To recap the history, the IRS position is that relief is not available under the US-Canada Social Security Totalization Agreement or under a tax treaty. There are court decisions both ways leaving a state of confusion. In Christensen v. United States, 168 Fed. Cl. 263 (2023), the court held that there is an independent credit against the NIIT under Art. 24(2)(b) of the U.S.-France treaty, which is limited to US citizens resident in France.

However, the Christensen court also held that Art. 24(2)(a) of the U.S.-France treaty, the provision equivalent to Art. XXIV(1) of the Canada Treaty, does not allow foreign tax credit against the NIIT. The same conclusion is reached in Toulouse v. Commissioner, 157 T.C. 49 (2021) involving the U.S.-France treaty and Kim v. United States, 664 F. Supp. 3d 1062 (C.D. Cal. 2023) involving the U.S.-South Korea treaty. The United States has appealed the decision in Christensen.

On December 5, 2024, the Court of Federal Claims issued an opinion in Bruyea v. United States, 174 Fed. Cl. 238 (2024), holding that Art. XXIV(1) of the Canada Treaty provides for a foreign tax credit against the NIIT despite the US law limitation clause. The government argued that a credit is only available against taxes within Chapter 1 (income taxes) of the Internal Revenue Code and not those within Chapter 2 where the NIIT is placed. In any case, the government’s view is that the NIIT would override the Canada Treaty because the NIIT was created later in time.

The court rejected both arguments. In the court’s view, the US law limitation clause does not eliminate the availability of a credit under the Canada Treaty. The court noted that Arts. XXIV(1) and XXIV(4) of the Canada Treaty apply to US taxes on income “irrespective of the manner in which they are levied.” The court found support from treaty materials such as the Treasury Department’s Technical Explanation, the Congressional Joint Committee Report, and the Letter of Submittal. The court further stated that the Canada Treaty guarantees that any future amendment to US law will not change the general principle of the Canada Treaty’s goal of eliminating double taxation.

The Court of Federal Claims is a court of nationwide jurisdiction, meaning all taxpayers can rely on its opinions.
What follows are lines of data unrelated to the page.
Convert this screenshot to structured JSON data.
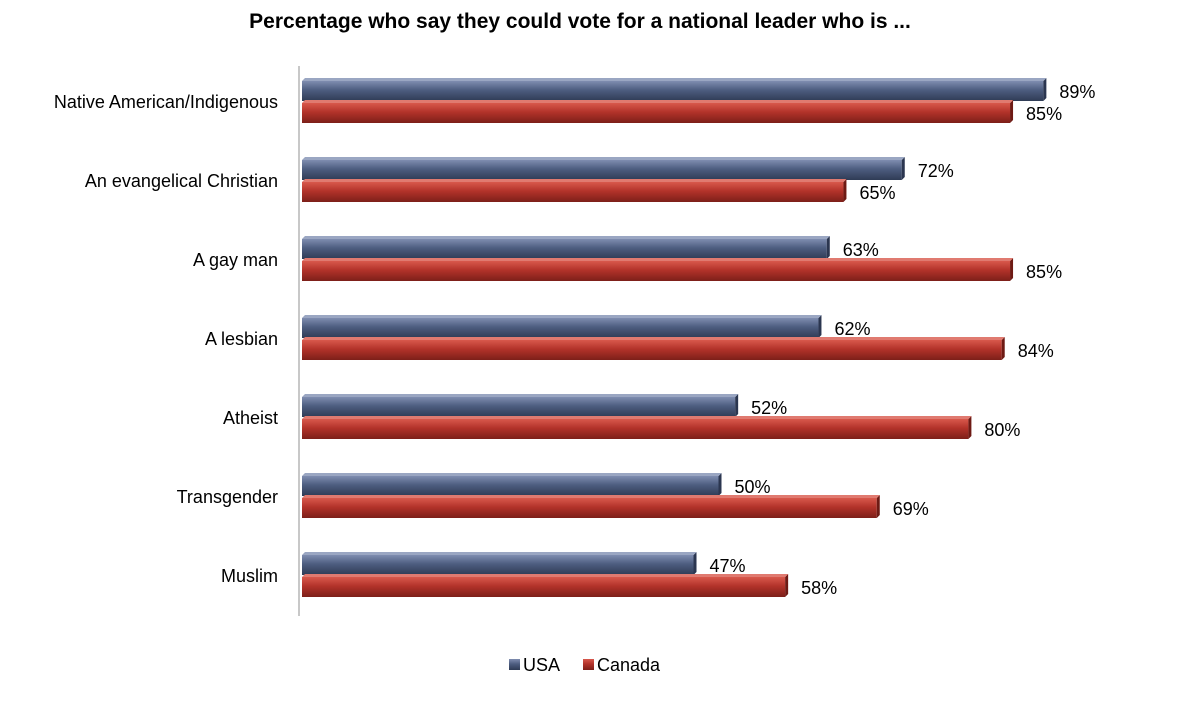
{
  "chart_data": {
    "type": "bar",
    "orientation": "horizontal",
    "title": "Percentage who say they could vote for a national leader who is ...",
    "categories": [
      "Native American/Indigenous",
      "An evangelical Christian",
      "A gay man",
      "A lesbian",
      "Atheist",
      "Transgender",
      "Muslim"
    ],
    "series": [
      {
        "name": "USA",
        "color": "#4a5a7a",
        "values": [
          89,
          72,
          63,
          62,
          52,
          50,
          47
        ],
        "labels": [
          "89%",
          "72%",
          "63%",
          "62%",
          "52%",
          "50%",
          "47%"
        ]
      },
      {
        "name": "Canada",
        "color": "#b03228",
        "values": [
          85,
          65,
          85,
          84,
          80,
          69,
          58
        ],
        "labels": [
          "85%",
          "65%",
          "85%",
          "84%",
          "80%",
          "69%",
          "58%"
        ]
      }
    ],
    "xlim": [
      0,
      100
    ],
    "grid": false,
    "legend_position": "bottom-center"
  }
}
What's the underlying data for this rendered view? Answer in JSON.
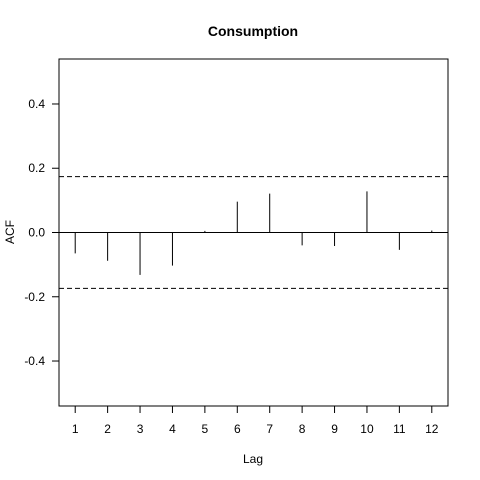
{
  "chart_data": {
    "type": "bar",
    "subtype": "acf-spikes",
    "title": "Consumption",
    "xlabel": "Lag",
    "ylabel": "ACF",
    "x": [
      1,
      2,
      3,
      4,
      5,
      6,
      7,
      8,
      9,
      10,
      11,
      12
    ],
    "x_tick_labels": [
      "1",
      "2",
      "3",
      "4",
      "5",
      "6",
      "7",
      "8",
      "9",
      "10",
      "11",
      "12"
    ],
    "values": [
      -0.065,
      -0.088,
      -0.132,
      -0.103,
      0.005,
      0.096,
      0.121,
      -0.04,
      -0.042,
      0.128,
      -0.054,
      0.006
    ],
    "y_ticks": [
      -0.4,
      -0.2,
      0.0,
      0.2,
      0.4
    ],
    "y_tick_labels": [
      "-0.4",
      "-0.2",
      "0.0",
      "0.2",
      "0.4"
    ],
    "xlim": [
      0.5,
      12.5
    ],
    "ylim": [
      -0.54,
      0.54
    ],
    "confidence_bounds": [
      0.174,
      -0.174
    ],
    "zero_line": true,
    "grid": false,
    "colors": {
      "spike": "#000000",
      "bound": "#000000",
      "axes": "#000000",
      "background": "#ffffff"
    }
  }
}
The Bruyea case provides more than substantial authority for the position that, under the Canada Treaty, Canadian resident US citizens or US residents with Canadian source income can take a foreign tax credit against the NIIT.

The government has appealed Bruyea to the Court of Appeals for the Federal Circuit. On April 15, the Court of Appeals approved the motion to consolidate Bruyea with Christensen, in which the Court of Federal Claims examined the same issue under the US-France treaty and ruled that the treaty does not independently provides a credit. As the language in the relevant provisions of both treaties is substantially similar, both cases will be heard on the merits together as companion cases to determine the common question of whether the treaty provides for an independent foreign tax credit against the NIIT. A hearing on the merits is expected in late fall of 2025 or early 2026 with a decision in both cases likely by mid 2026.

In the interim, a few things are clear:

  1. The Bruyea decision provides substantial authority to claim a foreign tax credit against the NIIT on Canadian source income under the Canada Treaty. There is a chance the IRS may reject these returns, but the technical basis for them is well founded.
  2. As outlined in our prior article, there is a good case that there is a credit in Canada for the NIIT imposed on US source income.
  3. Refunds are possible going back 10 years in the US.